萧琼琚像是猛然惊醒,立刻转身抬头向远处眺望。果然看到辫发披散,身着袴褶的高澄正骑马而来,转眼就到了她眼前。
高澄也看到了颖河边上的萧琼琚和羊舜华,两个人为了不引人注目,都是男装。只是春日晴好,天气适宜,用不着再着狐裘了。
数年不见,这眼前正值青春年华的男子却怎么看都不是记忆里那个少年,不得不让人感叹时光易逝。少年时那种洒脱和狂放已经没了踪影,眼前人虽然还是倾国倾城的美颜,那双绿眸子却再也不是清澈见底的,幽深得让人觉得深不可测。
高澄走过来,直奔萧琼琚。
崔季舒早就止了步,停在他身后远一些的地方。
萧琼琚倒没犹豫,也迎上来。
羊舜华没跟上来。她下意识地抚了抚腰里。她今日是士子装扮,没有带剑,但带了匕首。那把从来不离身的匕首还是高澄所赠。
“渤海王见信即来,吾多谢大王。事关重要,不得不私下约见,大王见谅。”萧琼琚略略一拱手。
“公主既然说是要事,不妨直言,不必如此客气。”高澄也一拱手。
萧琼琚转过身向颖河边走去。
高澄跟在她后面。然后走到她身边,两个人并肩慢行。
崔季舒远远望着,心里颇有感叹。怎么都没想到高澄和萧氏有今日这样的见面。
羊舜华看着两个人从她身边走过,一直走到了河边沿岸的斜坡上又向下面走去。
萧琼琚止步转过身来,“侯景的帛书里讲渤海王凌逼功臣,阴害大将……”
“公主特约相见,不会是来质问我吧?”高澄打断了她。
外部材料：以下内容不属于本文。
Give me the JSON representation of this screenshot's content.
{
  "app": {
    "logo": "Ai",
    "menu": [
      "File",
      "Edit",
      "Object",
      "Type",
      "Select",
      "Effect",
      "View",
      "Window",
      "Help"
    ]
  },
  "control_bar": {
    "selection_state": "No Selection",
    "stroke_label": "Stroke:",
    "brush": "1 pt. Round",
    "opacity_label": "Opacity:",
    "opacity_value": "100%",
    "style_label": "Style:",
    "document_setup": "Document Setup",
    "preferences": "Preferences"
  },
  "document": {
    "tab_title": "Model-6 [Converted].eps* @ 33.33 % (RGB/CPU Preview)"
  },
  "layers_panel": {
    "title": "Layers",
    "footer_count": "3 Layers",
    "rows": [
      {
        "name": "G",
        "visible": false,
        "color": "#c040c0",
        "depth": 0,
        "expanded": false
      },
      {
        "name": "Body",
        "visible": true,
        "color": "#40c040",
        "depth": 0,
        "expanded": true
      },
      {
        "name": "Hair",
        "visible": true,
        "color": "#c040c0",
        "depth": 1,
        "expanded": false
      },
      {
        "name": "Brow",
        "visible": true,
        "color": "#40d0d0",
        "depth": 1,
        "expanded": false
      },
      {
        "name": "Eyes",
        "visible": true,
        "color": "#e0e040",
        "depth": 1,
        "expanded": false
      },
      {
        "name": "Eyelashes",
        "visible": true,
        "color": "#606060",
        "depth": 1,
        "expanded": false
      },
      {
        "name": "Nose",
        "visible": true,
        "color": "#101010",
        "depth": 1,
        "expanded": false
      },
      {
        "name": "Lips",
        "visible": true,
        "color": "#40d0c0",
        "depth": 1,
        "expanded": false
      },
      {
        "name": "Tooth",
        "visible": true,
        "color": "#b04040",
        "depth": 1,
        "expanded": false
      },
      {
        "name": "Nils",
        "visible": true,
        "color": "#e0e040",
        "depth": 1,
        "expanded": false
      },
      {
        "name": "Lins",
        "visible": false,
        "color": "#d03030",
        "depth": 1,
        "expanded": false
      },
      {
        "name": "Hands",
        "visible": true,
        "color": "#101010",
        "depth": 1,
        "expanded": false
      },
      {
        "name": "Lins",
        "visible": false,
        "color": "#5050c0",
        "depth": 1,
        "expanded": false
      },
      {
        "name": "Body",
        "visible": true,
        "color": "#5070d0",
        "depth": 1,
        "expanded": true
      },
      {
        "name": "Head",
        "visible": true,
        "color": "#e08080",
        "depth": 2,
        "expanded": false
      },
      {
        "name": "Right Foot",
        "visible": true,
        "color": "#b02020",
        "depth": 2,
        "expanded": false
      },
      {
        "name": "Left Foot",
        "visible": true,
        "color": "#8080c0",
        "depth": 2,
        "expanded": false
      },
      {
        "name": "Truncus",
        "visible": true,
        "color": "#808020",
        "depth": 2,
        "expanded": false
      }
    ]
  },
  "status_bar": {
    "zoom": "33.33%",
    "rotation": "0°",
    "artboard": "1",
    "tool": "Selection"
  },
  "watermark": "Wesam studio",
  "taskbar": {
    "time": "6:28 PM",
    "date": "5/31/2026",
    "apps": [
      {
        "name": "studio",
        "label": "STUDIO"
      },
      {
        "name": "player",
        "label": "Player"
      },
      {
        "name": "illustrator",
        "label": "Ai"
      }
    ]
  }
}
“你都信以为真吗?”
萧琼琚没想到他这么盛气凌人,而且看得出来并不是有意的,想来是如此习惯了。她突然觉得,大魏天子说不定是怎么受这权臣的轻慢。
元善见,她同时想起这个人。
看来侯景说高澄凌逼他,也不是完全没有的事。
“渤海王怎么如此不能容人?”萧琼琚极其不快道,“我何曾说过我相信侯景?从前渤海王和侯景的事是魏国家事,与梁国无关。我今日请王相见也不是为了管渤海王和侯景的恩怨。既然渤海王这么不耐烦,便恕我直言:王杀了侯景之子,看样子王是有意逼得侯景不得不叛魏国。如今侯景要降梁国,此人奸诡之徒,必成祸患,王就忍心看着此人遗害梁国吗?”
高澄倒没想到一个深闺女郎把他的心思看得这么清楚。但听她这么说怎么都觉得很刺心。最终还是耐着性子道,“公主说的不错,此人奸诡之徒。前事已过,我也不想和公主解释。但并不是我逼得他叛国,是他早生了叛国之心,我又如何能留住?杀他儿子倒是我无奈之中的任性了。公主要是觉得他将遗害,我倒不知道梁国难道真要收了这个魏的叛臣而奉其为重臣,加以高职吗?梁若如此,想必是要取巧,又如何能责怪魏国?盟约尚在,七皇子湘东王就在邺城,梁国却要如此不管不顾地趋利而弃信,我又能如之奈何?还要受公主的遣责。公主究竟意欲何为?”
他语气里满是委屈。是啊,背盟的背盟,叛国的叛国……自从他父亲献武王高欢薨逝之后,独木难支的滋味他是体会得够多了。
萧琼琚盯着高澄那双绿眸子一时心里不知道如何是好。原本她是一腔怨责,觉得责任都在高澄身上。现在听他这么一辩解,又觉得责任其实不在高澄身上。
“渤海王误解了我的意思……”她犹豫着说了一句。
“公主误解我,我也不敢分辩,受的委屈多了,不在乎再多这些。”高澄好像有点赌气。
萧琼琚心里不舒服,倒不好劝他了,又觉得自己冤枉了他,歉疚得很。两个人安静了一刻,终于还是萧琼琚先问道,“事到如今,渤海王想怎么办?”她语气缓和了很多。
“国中本就不安定,”高澄叹道,“又出了侯景的事,现在内忧变外患了。连公主都责备我,还不知道梁天子怎么怨恨我。只是侯景的事,我也实在是力不从心。公主可有什么办法?”
萧琼琚几乎要心疼他了。但听高澄这么问,便把自己心里原先想好的办法说出来。“渤海王要是有意,不妨和梁国一起除了侯景这个祸患,岂不是两国都安静了?”